Improving a Biogeochemical Model to Simulate Microbial-Mediated Carbon Dynamics in Agricultural Ecosystems.

Soil microbes drive decomposition of soil organic matter (SOM) and regulate soil carbon (C) dynamics. Process-based models have been developed to quantify changes in soil organic carbon (SOC) and carbon dioxide (CO) fluxes in agricultural ecosystems. However, microbial processes related to SOM decomposition have not been, or are inadequately, represented in these models, limiting predictions of SOC responses to changes in microbial activities. In this study, we developed a microbial-mediated decomposition model based on a widely used biogeochemical model, DeNitrification-DeComposition (DNDC), to simulate C dynamics in agricultural ecosystems. The model simulates organic matter decomposition, soil respiration, and SOC formation by simulating microbial and enzyme dynamics and their controls on decomposition, and considering impacts of climate, soil, crop, and farming management practices (FMPs) on C dynamics.
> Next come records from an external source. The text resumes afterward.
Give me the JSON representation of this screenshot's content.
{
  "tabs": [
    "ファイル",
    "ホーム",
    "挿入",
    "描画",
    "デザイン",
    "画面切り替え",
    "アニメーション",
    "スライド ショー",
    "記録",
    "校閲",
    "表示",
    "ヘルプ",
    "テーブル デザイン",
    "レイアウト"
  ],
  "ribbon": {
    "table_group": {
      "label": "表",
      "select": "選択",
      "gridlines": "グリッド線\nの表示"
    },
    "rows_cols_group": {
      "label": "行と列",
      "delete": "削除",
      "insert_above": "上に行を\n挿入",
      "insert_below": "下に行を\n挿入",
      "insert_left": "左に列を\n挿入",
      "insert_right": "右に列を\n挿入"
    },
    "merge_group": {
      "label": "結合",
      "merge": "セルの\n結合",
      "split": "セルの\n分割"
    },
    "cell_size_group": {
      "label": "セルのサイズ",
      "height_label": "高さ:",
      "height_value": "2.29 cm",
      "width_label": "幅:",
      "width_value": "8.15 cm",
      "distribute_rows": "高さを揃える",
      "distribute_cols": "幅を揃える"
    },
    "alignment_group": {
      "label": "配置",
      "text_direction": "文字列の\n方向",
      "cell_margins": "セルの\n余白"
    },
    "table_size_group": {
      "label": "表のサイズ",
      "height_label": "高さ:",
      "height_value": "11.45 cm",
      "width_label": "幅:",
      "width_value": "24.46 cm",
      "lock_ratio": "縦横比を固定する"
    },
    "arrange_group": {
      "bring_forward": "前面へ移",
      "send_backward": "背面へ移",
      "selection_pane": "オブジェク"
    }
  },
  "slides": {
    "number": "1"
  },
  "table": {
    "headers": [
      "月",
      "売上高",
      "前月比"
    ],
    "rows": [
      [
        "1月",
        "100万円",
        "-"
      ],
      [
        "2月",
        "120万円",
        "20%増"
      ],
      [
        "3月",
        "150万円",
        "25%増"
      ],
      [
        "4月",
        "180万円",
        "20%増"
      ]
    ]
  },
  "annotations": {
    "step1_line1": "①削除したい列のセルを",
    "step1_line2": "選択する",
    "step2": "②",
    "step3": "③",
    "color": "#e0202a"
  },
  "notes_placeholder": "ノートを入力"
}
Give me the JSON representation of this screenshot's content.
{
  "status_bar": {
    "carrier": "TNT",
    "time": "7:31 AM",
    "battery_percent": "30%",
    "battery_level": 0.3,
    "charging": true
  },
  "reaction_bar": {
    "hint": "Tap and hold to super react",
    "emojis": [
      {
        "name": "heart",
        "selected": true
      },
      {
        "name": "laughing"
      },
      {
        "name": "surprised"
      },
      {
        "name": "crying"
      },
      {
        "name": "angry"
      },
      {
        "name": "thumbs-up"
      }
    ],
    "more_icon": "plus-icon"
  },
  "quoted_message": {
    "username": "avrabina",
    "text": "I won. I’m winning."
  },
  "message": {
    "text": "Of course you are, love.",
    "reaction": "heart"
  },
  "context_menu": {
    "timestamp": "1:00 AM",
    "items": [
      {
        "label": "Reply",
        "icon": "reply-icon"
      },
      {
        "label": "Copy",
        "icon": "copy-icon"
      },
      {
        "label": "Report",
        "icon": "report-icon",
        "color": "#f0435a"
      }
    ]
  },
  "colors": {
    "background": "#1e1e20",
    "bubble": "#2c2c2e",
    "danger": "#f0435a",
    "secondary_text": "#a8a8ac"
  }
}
When evaluated against field observations of net ecosystem CO exchange (NEE) and SOC change in two winter wheat systems, the model successfully captured both NEE and SOC changes under different FMPs. Inclusion of microbial processes improved the model's performance in simulating peak CO fluxes induced by residue return, primarily by capturing priming effects of residue inputs. We also investigated impacts of microbial physiology, SOM, and FMPs on soil C dynamics. Our results demonstrated that residue or manure input drove microbial activity and predominantly regulated the CO fluxes, and manure amendment largely regulated long-term SOC change. The microbial physiology had considerable impacts on the microbial activities and soil C dynamics, emphasizing the necessity of considering microbial physiology and activities when assessing soil C dynamics in agricultural ecosystems.